Die Internet-Flatrates gelten nur innerhalb Deutschlands, im Ausland kann telefonieren und surfen mit einem deutschen Tarif deshalb richtig teuer werden. In Extremfällen erhielten Segler nach ihrem Urlaub astronomisch hohe Rechnungen im fünfstelligen Bereich. Die EU hat dem nun einen Riegel vorgeschoben. Für Reisende ins EU-Ausland greift seit zwei Monaten automatisch eine Schutzfunktion. Mehr als 59,50 Euro dürfen die Anbieter nicht mehr für die Internetverbindungen kassieren. Nur wenn Kunden vorher zustimmen, darf weiter gesendet werden. Ansonsten müssen die Anbieter sie informieren, sobald 80 Prozent des Limits erreicht sind. Bei 100 Prozent wird die Verbindung dann gekappt. Da die Preise für Datendienste selbst aber nicht reguliert sind, können Segler die knapp 60 Euro schon erreichen, indem sie nur ein paar Urlaubfotos versenden. Die Türkei gehört nicht zu EU-Ausland, sondern liegt außerhalb dieses Bereiches. Also aufgepasst.

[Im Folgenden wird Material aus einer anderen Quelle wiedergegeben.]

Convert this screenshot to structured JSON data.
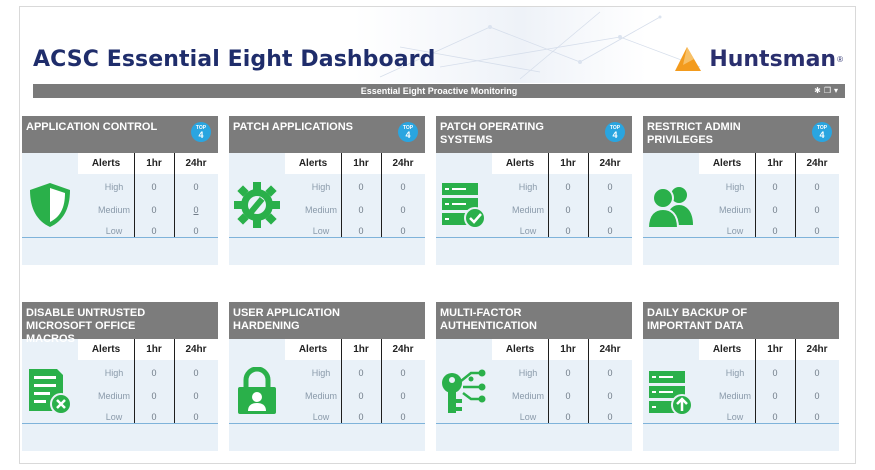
{
  "page": {
    "title": "ACSC Essential Eight Dashboard",
    "brand": "Huntsman",
    "brand_mark": "®"
  },
  "bar": {
    "title": "Essential Eight Proactive Monitoring"
  },
  "columns": {
    "alerts": "Alerts",
    "h1": "1hr",
    "h24": "24hr"
  },
  "rows": [
    "High",
    "Medium",
    "Low"
  ],
  "badge": {
    "top": "TOP",
    "num": "4"
  },
  "colors": {
    "accent_green": "#2ab04a",
    "badge_blue": "#2aa5e0",
    "header_gray": "#7c7c7c"
  },
  "cards": [
    {
      "title": "Application Control",
      "icon": "shield-icon",
      "top4": true,
      "values": [
        [
          "0",
          "0"
        ],
        [
          "0",
          "0"
        ],
        [
          "0",
          "0"
        ]
      ]
    },
    {
      "title": "Patch Applications",
      "icon": "gear-wrench-icon",
      "top4": true,
      "values": [
        [
          "0",
          "0"
        ],
        [
          "0",
          "0"
        ],
        [
          "0",
          "0"
        ]
      ]
    },
    {
      "title": "Patch Operating Systems",
      "icon": "server-check-icon",
      "top4": true,
      "values": [
        [
          "0",
          "0"
        ],
        [
          "0",
          "0"
        ],
        [
          "0",
          "0"
        ]
      ]
    },
    {
      "title": "Restrict Admin Privileges",
      "icon": "users-icon",
      "top4": true,
      "values": [
        [
          "0",
          "0"
        ],
        [
          "0",
          "0"
        ],
        [
          "0",
          "0"
        ]
      ]
    },
    {
      "title": "Disable Untrusted Microsoft Office Macros",
      "icon": "document-x-icon",
      "top4": false,
      "values": [
        [
          "0",
          "0"
        ],
        [
          "0",
          "0"
        ],
        [
          "0",
          "0"
        ]
      ]
    },
    {
      "title": "User Application Hardening",
      "icon": "lock-user-icon",
      "top4": false,
      "values": [
        [
          "0",
          "0"
        ],
        [
          "0",
          "0"
        ],
        [
          "0",
          "0"
        ]
      ]
    },
    {
      "title": "Multi-Factor Authentication",
      "icon": "key-network-icon",
      "top4": false,
      "values": [
        [
          "0",
          "0"
        ],
        [
          "0",
          "0"
        ],
        [
          "0",
          "0"
        ]
      ]
    },
    {
      "title": "Daily Backup of Important Data",
      "icon": "server-upload-icon",
      "top4": false,
      "values": [
        [
          "0",
          "0"
        ],
        [
          "0",
          "0"
        ],
        [
          "0",
          "0"
        ]
      ]
    }
  ]
}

Aktuelle Information zum Telefonieren mit dem eigenen Handy in der Türkei:
23. Mai 2009

Telefonieren mit einem ausländischen Handy ist in der Türkei möglich, aber trotz von der EU reduzierter Roaming-Gebühren kostspielig. Deshalb folgender Tipp für

Segler, die längere Zeit an der türkischen Küste segeln:

Die Anschaffung einer türkischer Prepaid-Karte, mit der man die teuren Roaming-Kosten umgehen kann, ist nach wie vor möglich, aber mit etwas Zeitaufwand verbunden. Die türkischen Netzbetreiber sperren jeweils nach etwa zwei bis drei Wochen die IMEI-Nummer des ausländischen Handys, mit der eine türkische Prepaid-Karte betrieben wird. Dies kann man lediglich durch eine entsprechende, kostenpflichtige (5 TL) Registrierung des Mobiltelefons umgehen. Dazu muss man in den Shop eines Betreibers gehen (Turkcell z.B.) und den Reisepass dabei haben; manchmal verlangen sie auch die Rechnung des Handys, also besser dabei haben. Dann wird dieses als aus dem Ausland kommend und einem Ausländer gehörend registriert und nach einigen Tagen kann die Prepaid-Karte - ohne, dass das Handy gesperrt wird - benutzt werden.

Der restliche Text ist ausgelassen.